Take care of you.  I can't imagine having to deal with this crap in my personal life.

Shieldmaiden's picture

Sorry, Rags. That sounds awful. I have a coworker that has recently confided in me that she hears voices, and thinks her ex put a chip in her head. She is very distracting and some days it's hard to tune out her constant chatter about her conspiracy theories. She says she refuses medication and doesn't trust her therapist. 
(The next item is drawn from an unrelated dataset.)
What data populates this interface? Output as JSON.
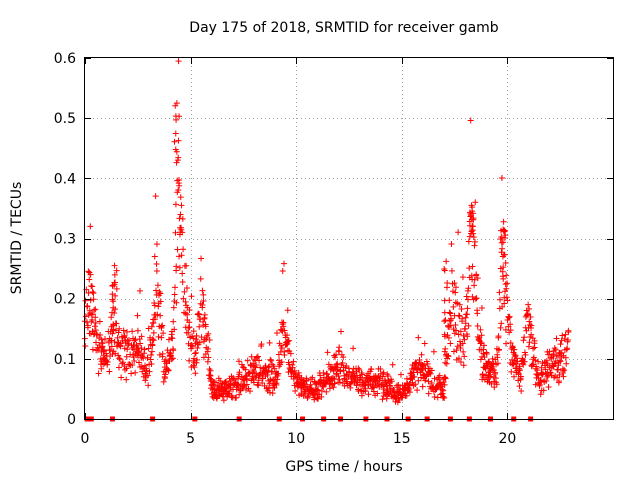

My former boss has decided to start harassing me in group chats and revoking my access to things I need to do my job. I had to call a meeting with my current boss to get my access reinstated, and threatened to sue if my former boss doesn't back off. Current boss supports me, so at least I have him to help me. Yes, it's been a bad week! Hang in there!

 

 

dragonfly878's picture

To my very core I believe there's a difference between mental health and just being an asshole. Perhaps the bipolar has removed his filter a bit and made him more impulsive but either way you don't deserve to be anyones doormat. Lay down the hammer and tell him he can leave and when he's ready to come back and act like an adult you'll consider giving him an audience.

CLove's picture

Im so sorry you are dealing with all this. It seems like it hits all at once when it hits.

I would recommend that you document everything. Record the jerk as he is abusing you. Journalise. That helps me release. Do you have the ability to join a gym and work out the feelings? Please dont hurt yourself and please tell him to leave when he is abusing you.